Dr Koop concludes his editorial, not unexpectedly, on a controversial
note - suggesting that "smoking in households where there are children
may well become the next issue in child abuse". Whether or not one agrees
with this prediction, the study by Skolnick et al impressively demonstrates
the impact that exposure of children to their parents' second-hand smoke
can have upon airway conditions during general anesthesia. It also suggests
that as anesthesiologists we may have an important role to play in public
health, as well as in the in the health of our individual patients.
Return to the Current Literature Review Front
Page , or read the abstract:
ABSTRACT
Exposure
to environmental tobacco smoke and the risk of adverse respiratory events
in children receiving general anesthesia.
Skolnick ET, Vomvolakis MA, Buck KA, Mannino S, Sun LS. Anesthesiology.
1998; 88:1144-55.
BACKGROUND: Exposure to environmental tobacco smoke is associated
with detrimental effects on pulmonary function in children. The authors
investigated the relation between airway-complications in children receiving
general anesthesia and the passive inhalation of tobacco smoke.

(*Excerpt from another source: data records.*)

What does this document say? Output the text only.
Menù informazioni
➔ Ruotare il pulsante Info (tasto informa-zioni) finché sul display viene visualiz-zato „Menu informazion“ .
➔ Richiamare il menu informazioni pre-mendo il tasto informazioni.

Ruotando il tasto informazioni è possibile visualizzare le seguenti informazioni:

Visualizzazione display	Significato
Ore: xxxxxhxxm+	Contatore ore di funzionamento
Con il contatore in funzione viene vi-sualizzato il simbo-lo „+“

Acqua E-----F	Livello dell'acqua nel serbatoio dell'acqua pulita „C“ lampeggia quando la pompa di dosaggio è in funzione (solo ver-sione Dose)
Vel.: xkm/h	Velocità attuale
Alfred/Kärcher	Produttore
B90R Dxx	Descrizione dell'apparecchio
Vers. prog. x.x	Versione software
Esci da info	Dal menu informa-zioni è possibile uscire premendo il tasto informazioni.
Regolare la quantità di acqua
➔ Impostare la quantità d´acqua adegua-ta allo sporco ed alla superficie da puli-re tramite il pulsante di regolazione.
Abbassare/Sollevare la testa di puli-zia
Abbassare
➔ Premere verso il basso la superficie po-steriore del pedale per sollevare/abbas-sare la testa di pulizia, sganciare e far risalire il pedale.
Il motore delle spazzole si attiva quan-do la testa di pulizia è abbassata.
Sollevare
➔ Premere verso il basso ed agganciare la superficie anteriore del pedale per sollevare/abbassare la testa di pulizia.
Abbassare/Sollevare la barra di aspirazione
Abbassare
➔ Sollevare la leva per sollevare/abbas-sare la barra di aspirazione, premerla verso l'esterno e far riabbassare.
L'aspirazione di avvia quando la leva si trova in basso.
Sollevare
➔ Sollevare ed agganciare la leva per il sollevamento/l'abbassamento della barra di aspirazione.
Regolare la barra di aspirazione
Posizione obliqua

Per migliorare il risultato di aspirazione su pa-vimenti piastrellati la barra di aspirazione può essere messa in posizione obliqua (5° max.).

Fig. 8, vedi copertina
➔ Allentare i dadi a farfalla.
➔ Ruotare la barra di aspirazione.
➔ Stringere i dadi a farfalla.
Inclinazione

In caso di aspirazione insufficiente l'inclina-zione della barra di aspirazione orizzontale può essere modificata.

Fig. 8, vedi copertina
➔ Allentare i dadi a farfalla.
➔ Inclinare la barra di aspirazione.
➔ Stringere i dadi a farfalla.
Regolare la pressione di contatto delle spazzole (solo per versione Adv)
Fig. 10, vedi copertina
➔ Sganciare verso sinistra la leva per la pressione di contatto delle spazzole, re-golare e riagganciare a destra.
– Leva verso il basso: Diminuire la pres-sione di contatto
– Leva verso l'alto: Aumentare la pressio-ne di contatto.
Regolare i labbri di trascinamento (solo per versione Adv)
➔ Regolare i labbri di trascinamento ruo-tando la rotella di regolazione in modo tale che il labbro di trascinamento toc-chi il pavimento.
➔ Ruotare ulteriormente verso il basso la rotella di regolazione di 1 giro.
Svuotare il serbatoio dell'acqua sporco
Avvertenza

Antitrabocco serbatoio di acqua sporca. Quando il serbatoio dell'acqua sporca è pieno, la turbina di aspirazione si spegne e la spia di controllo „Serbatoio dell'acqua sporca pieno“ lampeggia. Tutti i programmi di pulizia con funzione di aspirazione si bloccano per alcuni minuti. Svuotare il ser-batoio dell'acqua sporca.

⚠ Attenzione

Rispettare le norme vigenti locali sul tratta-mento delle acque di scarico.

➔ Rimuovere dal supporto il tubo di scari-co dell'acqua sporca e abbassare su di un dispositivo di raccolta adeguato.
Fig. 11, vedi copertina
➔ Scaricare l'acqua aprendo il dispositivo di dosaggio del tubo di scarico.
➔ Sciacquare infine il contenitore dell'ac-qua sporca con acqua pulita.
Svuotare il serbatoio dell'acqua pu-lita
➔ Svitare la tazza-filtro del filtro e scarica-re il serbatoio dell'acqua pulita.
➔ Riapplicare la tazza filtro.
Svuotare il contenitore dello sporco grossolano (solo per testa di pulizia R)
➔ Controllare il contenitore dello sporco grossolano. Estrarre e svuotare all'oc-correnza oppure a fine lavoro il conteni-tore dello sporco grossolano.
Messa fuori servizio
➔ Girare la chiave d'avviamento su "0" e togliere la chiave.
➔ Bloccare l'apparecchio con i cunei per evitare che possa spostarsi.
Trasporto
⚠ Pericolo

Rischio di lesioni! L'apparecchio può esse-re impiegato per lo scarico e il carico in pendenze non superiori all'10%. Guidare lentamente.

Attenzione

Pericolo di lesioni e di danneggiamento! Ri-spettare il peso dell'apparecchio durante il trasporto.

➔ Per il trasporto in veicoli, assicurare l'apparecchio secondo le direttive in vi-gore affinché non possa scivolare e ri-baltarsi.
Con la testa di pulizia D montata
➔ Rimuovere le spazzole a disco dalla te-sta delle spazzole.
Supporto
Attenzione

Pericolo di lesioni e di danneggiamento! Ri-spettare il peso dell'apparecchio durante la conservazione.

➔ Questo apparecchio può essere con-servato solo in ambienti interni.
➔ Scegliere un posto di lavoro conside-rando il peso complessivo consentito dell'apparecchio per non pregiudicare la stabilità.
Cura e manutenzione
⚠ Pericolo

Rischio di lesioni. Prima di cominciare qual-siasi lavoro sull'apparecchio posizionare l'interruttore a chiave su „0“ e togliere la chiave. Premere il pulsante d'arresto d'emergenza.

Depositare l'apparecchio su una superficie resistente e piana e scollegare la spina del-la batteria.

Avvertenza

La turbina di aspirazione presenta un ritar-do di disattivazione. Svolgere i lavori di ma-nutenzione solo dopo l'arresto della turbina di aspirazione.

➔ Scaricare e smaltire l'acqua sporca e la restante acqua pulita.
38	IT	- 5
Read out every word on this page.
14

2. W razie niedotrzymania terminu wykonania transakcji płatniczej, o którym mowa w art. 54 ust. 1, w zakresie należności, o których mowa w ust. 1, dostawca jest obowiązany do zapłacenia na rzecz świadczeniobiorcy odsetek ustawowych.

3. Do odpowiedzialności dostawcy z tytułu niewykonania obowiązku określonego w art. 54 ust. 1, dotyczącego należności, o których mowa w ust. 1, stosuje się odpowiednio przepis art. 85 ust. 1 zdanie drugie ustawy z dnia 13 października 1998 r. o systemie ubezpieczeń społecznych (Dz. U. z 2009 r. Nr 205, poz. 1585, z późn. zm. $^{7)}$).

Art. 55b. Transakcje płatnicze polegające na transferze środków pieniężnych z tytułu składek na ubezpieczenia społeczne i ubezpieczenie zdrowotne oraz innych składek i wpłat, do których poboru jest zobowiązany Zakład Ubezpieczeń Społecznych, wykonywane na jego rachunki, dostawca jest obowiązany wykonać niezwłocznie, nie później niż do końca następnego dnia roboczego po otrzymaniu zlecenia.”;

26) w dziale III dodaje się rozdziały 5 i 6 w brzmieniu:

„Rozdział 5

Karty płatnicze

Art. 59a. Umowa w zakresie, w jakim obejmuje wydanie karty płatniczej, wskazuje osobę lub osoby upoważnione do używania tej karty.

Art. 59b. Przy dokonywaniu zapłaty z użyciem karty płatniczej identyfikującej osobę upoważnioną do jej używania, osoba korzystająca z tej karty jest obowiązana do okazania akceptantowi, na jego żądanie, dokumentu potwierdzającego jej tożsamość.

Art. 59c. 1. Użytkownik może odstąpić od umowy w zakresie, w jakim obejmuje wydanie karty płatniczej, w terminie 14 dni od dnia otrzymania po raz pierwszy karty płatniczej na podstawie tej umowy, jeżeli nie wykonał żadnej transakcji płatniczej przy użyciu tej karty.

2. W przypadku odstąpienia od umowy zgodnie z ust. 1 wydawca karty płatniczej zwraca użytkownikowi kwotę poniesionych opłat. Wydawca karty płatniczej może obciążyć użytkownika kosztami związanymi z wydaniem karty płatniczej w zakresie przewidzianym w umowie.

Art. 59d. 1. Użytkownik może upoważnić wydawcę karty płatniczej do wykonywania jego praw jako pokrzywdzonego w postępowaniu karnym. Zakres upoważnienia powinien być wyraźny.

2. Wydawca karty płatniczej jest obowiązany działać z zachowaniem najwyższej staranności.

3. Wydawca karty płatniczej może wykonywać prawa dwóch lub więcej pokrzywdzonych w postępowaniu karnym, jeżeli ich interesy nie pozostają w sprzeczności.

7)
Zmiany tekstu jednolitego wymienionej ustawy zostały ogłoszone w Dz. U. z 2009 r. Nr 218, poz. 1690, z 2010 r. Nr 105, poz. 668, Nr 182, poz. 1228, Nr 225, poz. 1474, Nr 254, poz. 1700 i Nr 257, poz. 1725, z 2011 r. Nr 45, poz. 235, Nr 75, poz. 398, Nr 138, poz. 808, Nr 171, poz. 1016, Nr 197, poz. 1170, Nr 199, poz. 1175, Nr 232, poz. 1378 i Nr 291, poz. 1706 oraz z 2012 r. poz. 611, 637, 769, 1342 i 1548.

METHODS: Six hundred two children scheduled to receive general anesthesia
were enrolled in this prospective study. The anesthesiologist and the recovery
room nurse, unaware of the smoke exposure history, recorded the occurrence
of airway complications. A history of passive smoking was assessed by measuring
the urinary concentration of the major nicotine metabolite cotinine and
by questionnaire.
RESULTS: Airway complications occurred in 42% of the patients with
urinary concentrations of cotinine >=40 ng/ml, in 33% of the patients with
concentrations of cotinine between 10.0 and 39.9 ng/ml, and in 24% of the
patients with concentrations of cotinine <10 ng/ml (P = 0.01 for the
trend among the three groups). The gender of the child (P = 0.001) and the
educational level of the child's mother (P = 0.0008) significantly modified
the effect of the concentration of cotinine on the incidence of adverse
respiratory events.
CONCLUSIONS: There is a strong association between passive inhalation
of tobacco smoke and airway complications in children receiving general
anesthesia. The relationship is greatest for girls and for those whose mothers
have a lower level of education. Passive smoking should be regarded as a
risk factor in children undergoing general anesthesia.